04 - Sprinkle flour over the sautéed vegetables. Stir continuously and cook for 2 minutes to create a light roux base.
05 - Slowly whisk in clam juice including reserved liquid from step 1, milk, and cream. Stir thoroughly to prevent lump formation.
06 - Add diced potatoes, bay leaf, and dried thyme. Simmer uncovered until potatoes reach tender consistency, approximately 12 to 15 minutes. Stir occasionally to prevent sticking.
07 - Add chopped clams with their juice and cooked bacon pieces. Simmer gently for 3 to 5 minutes. Do not allow the soup to boil after adding clams to prevent toughening.

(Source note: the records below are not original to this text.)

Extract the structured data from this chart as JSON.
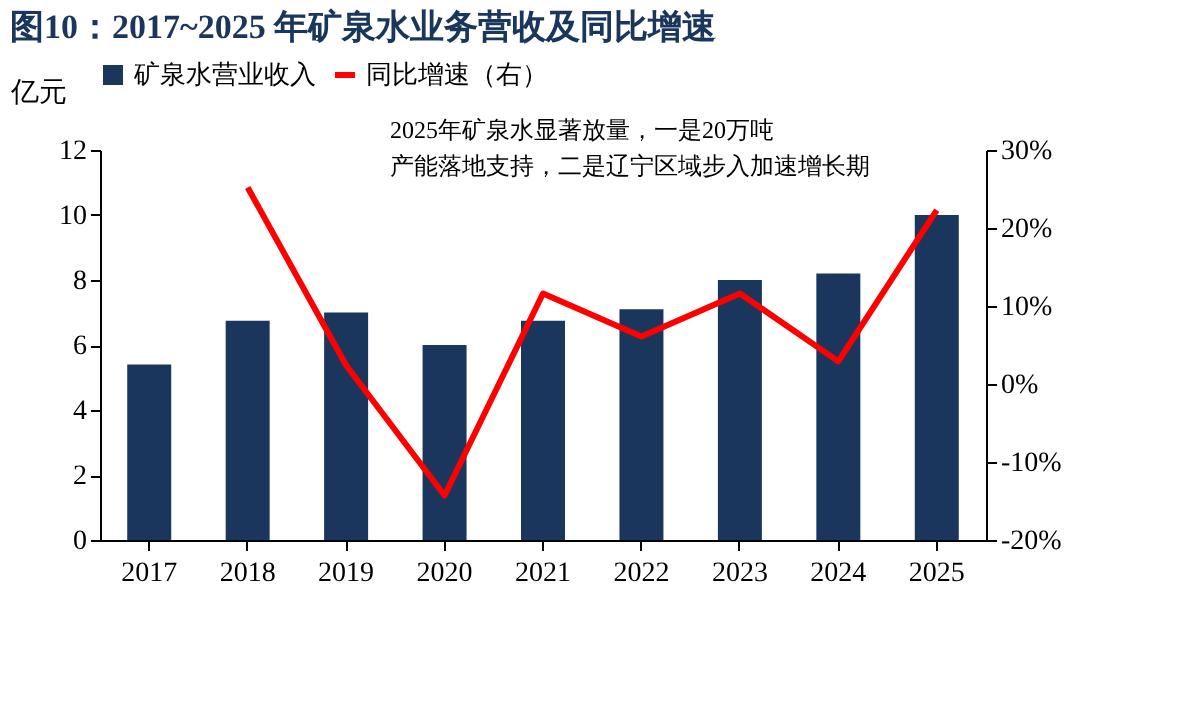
{
  "chart_data": {
    "type": "bar",
    "title": "图10：2017~2025 年矿泉水业务营收及同比增速",
    "categories": [
      "2017",
      "2018",
      "2019",
      "2020",
      "2021",
      "2022",
      "2023",
      "2024",
      "2025"
    ],
    "ylabel": "亿元",
    "series": [
      {
        "name": "矿泉水营业收入",
        "color": "#1b365d",
        "values": [
          5.4,
          6.75,
          7.0,
          6.0,
          6.75,
          7.1,
          8.0,
          8.2,
          10.0
        ]
      },
      {
        "name": "同比增速（右）",
        "type": "line",
        "axis": "y2",
        "color": "#ff0000",
        "values": [
          null,
          25.2,
          2.4,
          -14.3,
          11.6,
          6.1,
          11.6,
          2.9,
          22.3
        ]
      }
    ],
    "ylim": [
      0,
      12
    ],
    "yticks": [
      0,
      2,
      4,
      6,
      8,
      10,
      12
    ],
    "y2lim": [
      -20,
      30
    ],
    "y2ticks": [
      {
        "value": -20,
        "label": "-20%"
      },
      {
        "value": -10,
        "label": "-10%"
      },
      {
        "value": 0,
        "label": "0%"
      },
      {
        "value": 10,
        "label": "10%"
      },
      {
        "value": 20,
        "label": "20%"
      },
      {
        "value": 30,
        "label": "30%"
      }
    ],
    "annotations": [
      "2025年矿泉水显著放量，一是20万吨产能落地支持，二是辽宁区域步入加速增长期"
    ],
    "legend": "top",
    "grid": false
  }
}
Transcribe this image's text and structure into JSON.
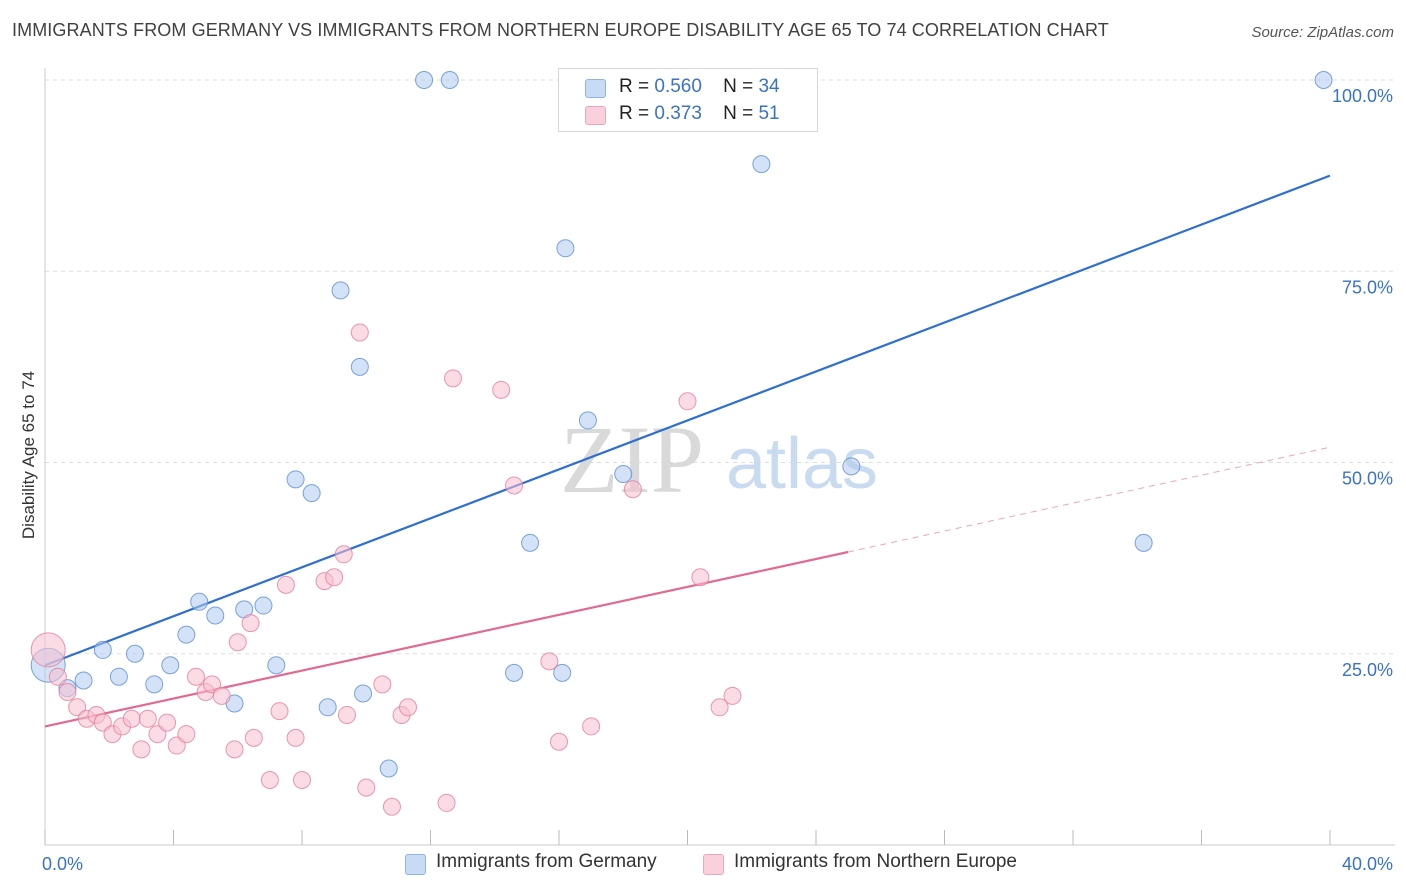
{
  "title": "IMMIGRANTS FROM GERMANY VS IMMIGRANTS FROM NORTHERN EUROPE DISABILITY AGE 65 TO 74 CORRELATION CHART",
  "source": "Source: ZipAtlas.com",
  "watermark": {
    "zip": "ZIP",
    "atlas": "atlas"
  },
  "legend": {
    "r_label": "R =",
    "n_label": "N =",
    "rows": [
      {
        "r": "0.560",
        "n": "34",
        "color": "#aecbef"
      },
      {
        "r": "0.373",
        "n": "51",
        "color": "#f7bfd0"
      }
    ]
  },
  "chart_data": {
    "type": "scatter",
    "title": "IMMIGRANTS FROM GERMANY VS IMMIGRANTS FROM NORTHERN EUROPE DISABILITY AGE 65 TO 74 CORRELATION CHART",
    "xlabel": "",
    "ylabel": "Disability Age 65 to 74",
    "xlim": [
      0,
      40
    ],
    "ylim": [
      0,
      100
    ],
    "x_tick_labels": [
      "0.0%",
      "40.0%"
    ],
    "y_ticks": [
      {
        "value": 25,
        "label": "25.0%"
      },
      {
        "value": 50,
        "label": "50.0%"
      },
      {
        "value": 75,
        "label": "75.0%"
      },
      {
        "value": 100,
        "label": "100.0%"
      }
    ],
    "grid": "horizontal dashed",
    "legend_position": "top-center",
    "series": [
      {
        "name": "Immigrants from Germany",
        "color": "#5b8fd6",
        "fill": "#aecbef",
        "r": 0.56,
        "n": 34,
        "trend": {
          "x0": 0,
          "y0": 23.5,
          "x1": 40,
          "y1": 87.5,
          "style": "solid",
          "color": "#2f6fd0"
        },
        "points": [
          [
            0.1,
            23.5
          ],
          [
            0.7,
            20.5
          ],
          [
            1.2,
            21.5
          ],
          [
            1.8,
            25.5
          ],
          [
            2.3,
            22
          ],
          [
            2.8,
            25
          ],
          [
            3.4,
            21
          ],
          [
            3.9,
            23.5
          ],
          [
            4.4,
            27.5
          ],
          [
            4.8,
            31.8
          ],
          [
            5.3,
            30
          ],
          [
            5.9,
            18.5
          ],
          [
            6.2,
            30.8
          ],
          [
            6.8,
            31.3
          ],
          [
            7.2,
            23.5
          ],
          [
            7.8,
            47.8
          ],
          [
            8.3,
            46
          ],
          [
            8.8,
            18
          ],
          [
            9.2,
            72.5
          ],
          [
            9.8,
            62.5
          ],
          [
            9.9,
            19.8
          ],
          [
            10.7,
            10
          ],
          [
            11.8,
            100
          ],
          [
            12.6,
            100
          ],
          [
            14.6,
            22.5
          ],
          [
            15.1,
            39.5
          ],
          [
            16.1,
            22.5
          ],
          [
            16.2,
            78
          ],
          [
            16.9,
            55.5
          ],
          [
            18.0,
            48.5
          ],
          [
            22.3,
            89
          ],
          [
            25.1,
            49.5
          ],
          [
            34.2,
            39.5
          ],
          [
            39.8,
            100
          ]
        ]
      },
      {
        "name": "Immigrants from Northern Europe",
        "color": "#e57d9c",
        "fill": "#f7bfd0",
        "r": 0.373,
        "n": 51,
        "trend": {
          "x0": 0,
          "y0": 15.5,
          "x1": 25,
          "y1": 38.3,
          "style": "solid",
          "color": "#e06a92",
          "extension": {
            "x1": 40,
            "y1": 52,
            "style": "dashed"
          }
        },
        "points": [
          [
            0.1,
            25.5
          ],
          [
            0.4,
            22
          ],
          [
            0.7,
            20
          ],
          [
            1.0,
            18
          ],
          [
            1.3,
            16.5
          ],
          [
            1.6,
            17
          ],
          [
            1.8,
            16
          ],
          [
            2.1,
            14.5
          ],
          [
            2.4,
            15.5
          ],
          [
            2.7,
            16.5
          ],
          [
            3.0,
            12.5
          ],
          [
            3.2,
            16.5
          ],
          [
            3.5,
            14.5
          ],
          [
            3.8,
            16
          ],
          [
            4.1,
            13
          ],
          [
            4.4,
            14.5
          ],
          [
            4.7,
            22
          ],
          [
            5.0,
            20
          ],
          [
            5.2,
            21
          ],
          [
            5.5,
            19.5
          ],
          [
            5.9,
            12.5
          ],
          [
            6.0,
            26.5
          ],
          [
            6.4,
            29
          ],
          [
            6.5,
            14
          ],
          [
            7.0,
            8.5
          ],
          [
            7.3,
            17.5
          ],
          [
            7.5,
            34
          ],
          [
            7.8,
            14
          ],
          [
            8.0,
            8.5
          ],
          [
            8.7,
            34.5
          ],
          [
            9.0,
            35
          ],
          [
            9.3,
            38
          ],
          [
            9.4,
            17
          ],
          [
            9.8,
            67
          ],
          [
            10.0,
            7.5
          ],
          [
            10.5,
            21
          ],
          [
            10.8,
            5
          ],
          [
            11.1,
            17
          ],
          [
            11.3,
            18
          ],
          [
            12.5,
            5.5
          ],
          [
            12.7,
            61
          ],
          [
            14.2,
            59.5
          ],
          [
            14.6,
            47
          ],
          [
            15.7,
            24
          ],
          [
            16.0,
            13.5
          ],
          [
            17.0,
            15.5
          ],
          [
            18.3,
            46.5
          ],
          [
            20.0,
            58
          ],
          [
            20.4,
            35
          ],
          [
            21.0,
            18
          ],
          [
            21.4,
            19.5
          ]
        ]
      }
    ]
  }
}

08 - Remove bay leaf from soup. Stir in fresh parsley. Season with salt and freshly ground black pepper to achieve desired taste.
09 - Ladle chowder into serving bowls and serve immediately with oyster crackers or crusty bread.

# Expert Advice:

01 -
  • The creamy broth is so silky it practically dissolves on your tongue, and you'll find yourself making extra just to have leftovers.
  • Fresh clams make this taste like you've unlocked a secret that restaurant chefs have been keeping.
  • It's the kind of soup that feels fancy enough for guests but simple enough to make on a regular Tuesday night.
02 -
  • Never boil the chowder after you add the clams—they'll become tough, and all your work gets undone in seconds.
  • Save every drop of clam juice from either fresh steamed clams or canned clams; this is where the soul of the soup lives.
  • If your chowder breaks or looks greasy, you overheated the dairy—serve it as is and remember that low heat is your friend next time.
03 -
  • Use a potato ricer or melon baller to cut your potatoes into uniform pieces so they cook evenly and look intentional in the bowl.
  • Save a handful of fresh parsley to stir in at the very end—it adds brightness that makes people ask what you did differently this time.